Sponsored by Trojan Tools
Even if you have zero experience in reupholstering, some planning, attention to detail, patience and most importantly, the right tools can change your tired old chair into a sparkling new focal point. And this could be the perfect time to tackle the project.
Refreshing a key piece can give your room that seasonal change you want, without having to reinvent the whole room, or spend big dollars. Same goes for an op shop find you love the shape of – the colour and fabric, not so much. Invest the time, and it will soon be the dream showpiece your room is crying out for.
So throw open the windows to the warmer weather, turn on some inspirational music and get cracking. Make sure you’ve got a clear space that you’re not going to need for something else while the project is on the go. You’ll have piles of fabric and stuffing around and you want to keep things orderly.
- The first step is removing the old fabric. Start underneath the chair. Turn it over and you’ll see a square of hessian, light cotton, webbing or other plain material that encases the skeleton of the chair. It’s your best access point to the rest of the upholstery. It will be stapled or nailed on.
- Use a pair of Trojan Long Nose Plier to remove the fastenings, then peel off this covering. Throughout this and all stripping steps, use the Trojan Turbo Knife or screwdriver to leverage any staples or nails that are too tight to grip.
- Keep peeling systematically until all fabric, tacking and piping is removed. While you’re doing this, label each piece of fabric with where it came from on the chair, paying particular attention to mark which side the pieces come from. This will be important when cutting your new covering – you’ll be using the old pieces as stencils. Mark up any symbols that might help you remember how the fabric goes into place.
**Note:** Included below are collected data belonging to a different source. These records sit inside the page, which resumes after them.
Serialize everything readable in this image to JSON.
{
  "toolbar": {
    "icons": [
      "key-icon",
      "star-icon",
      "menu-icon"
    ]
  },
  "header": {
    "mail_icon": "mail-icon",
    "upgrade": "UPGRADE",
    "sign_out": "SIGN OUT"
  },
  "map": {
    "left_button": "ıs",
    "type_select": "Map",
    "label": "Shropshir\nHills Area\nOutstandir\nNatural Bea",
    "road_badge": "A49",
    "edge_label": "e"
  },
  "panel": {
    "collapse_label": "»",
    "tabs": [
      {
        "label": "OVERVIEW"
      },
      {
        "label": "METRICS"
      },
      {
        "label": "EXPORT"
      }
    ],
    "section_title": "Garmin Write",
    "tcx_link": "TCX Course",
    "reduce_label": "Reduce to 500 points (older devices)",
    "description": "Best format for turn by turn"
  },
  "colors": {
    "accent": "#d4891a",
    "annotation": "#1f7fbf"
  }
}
Also mark them with the order in which them came off as this dictates the way the new pieces go back on. Try and stack the old coverings together and in order to make life easier later.
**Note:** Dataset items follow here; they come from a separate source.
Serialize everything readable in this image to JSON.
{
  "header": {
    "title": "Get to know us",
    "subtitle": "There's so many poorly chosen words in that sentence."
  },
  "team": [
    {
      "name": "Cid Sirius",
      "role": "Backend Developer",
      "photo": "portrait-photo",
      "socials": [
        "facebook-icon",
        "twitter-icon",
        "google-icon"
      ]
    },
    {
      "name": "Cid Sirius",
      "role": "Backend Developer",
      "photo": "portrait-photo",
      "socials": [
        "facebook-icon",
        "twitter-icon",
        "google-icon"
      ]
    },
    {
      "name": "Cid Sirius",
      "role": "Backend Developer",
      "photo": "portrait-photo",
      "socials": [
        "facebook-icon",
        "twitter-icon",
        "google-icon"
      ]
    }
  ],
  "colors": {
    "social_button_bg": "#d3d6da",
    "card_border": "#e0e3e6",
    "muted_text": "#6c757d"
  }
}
- Now to the old batting and stuffing. Decide whether you want to keep and recycle it or add all new replacements. If it’s disintegrating and lacking any substance or spring, it may be best to start afresh. But if it’s got life in it, it can be reused. Some of what you need to remove may have been glued in place. Use your Trojan Utility Knife to carefully slice it away, being mindful to not cut into the timber frame. Older chairs may have internal springs. These are complex to rebuild, so if you find them inside your chair, try and leave them undisturbed.
- Once the chair’s frame is bare, check it doesn’t need repairs. If it’s wobbly, try shifting the joints tighter together with a few taps from your Trojan Rubber Mallet. It’s ideal for softer blows when hammering, so you don’t damage the timber.
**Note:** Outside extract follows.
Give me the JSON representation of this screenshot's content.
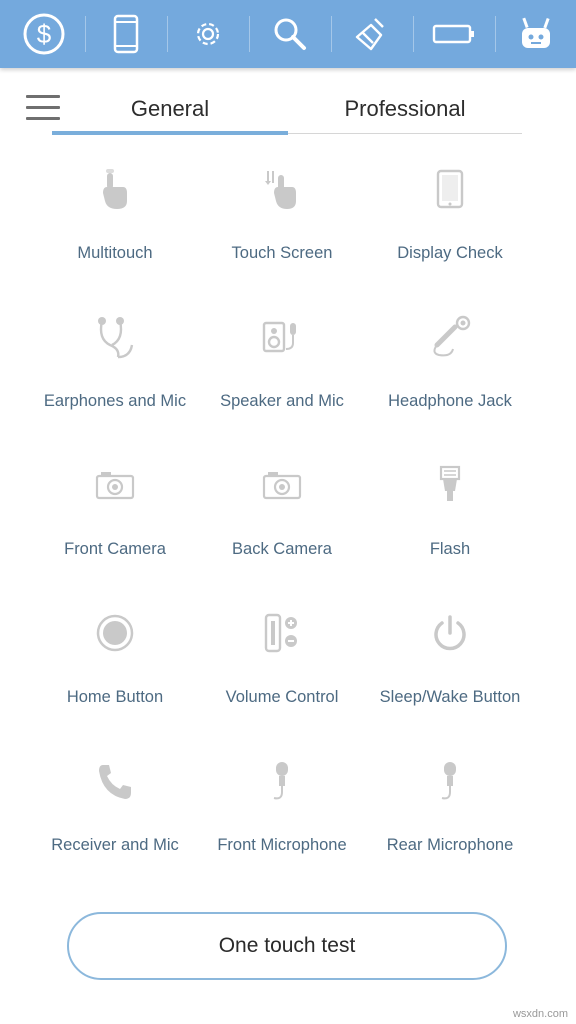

- Onto the most exciting part, getting ready to re-upholster the top of the chair with a beautiful, new fabric of your choice. Beautiful chintzy florals are back in vogue, as are velvets in jewel hues. Or you could go a plain washed linen for something more classic. You’ll need to unpick any bits of the old fabric that are sewn together. Before you do, take a photo of each constructed section so you have a visual record of how to put them back together.
- Iron flat each panel. Pin each piece directly onto your new fabric and use a marker like tailor’s chalk to outline each. Remember to pay attention to pattern matching. Cut out the new panels using a sharp pair of scissors. Using tailor’s chalk, label each piece the same way you did the old version. You’ll need to sew together any sections that were stitched together originally.
- It’s now time to start re-covering your chair! The Trojan Staple Gun is your best friend in this process. Now it’s really a matter of working backwards: however your stuffing came off, put it back on in the reverse order. Some of it may have to be stapled in place, so get that staple gun going with evenly and closely spaced staples. Then comes the cloth. Again, however it came off, it goes back on in reverse order. Pull the fabric tight, fold down edges and staple in place onto the frame, smoothing and keeping tension as you go, again with evenly spaced close staples.
- If the finishing features decorative tacks, use the Trojan Rubber Mallet to get them in. It won’t damage the surface of the tack, or the fabric. Lastly, replace the protective panel at the bottom of the chair.
All done? Stand back and admire! And if you have any leftover fabric, consider making a cushion to place on your sofa and tie the room together. You’ll be amazed at the facelift your revitalised piece gives your room.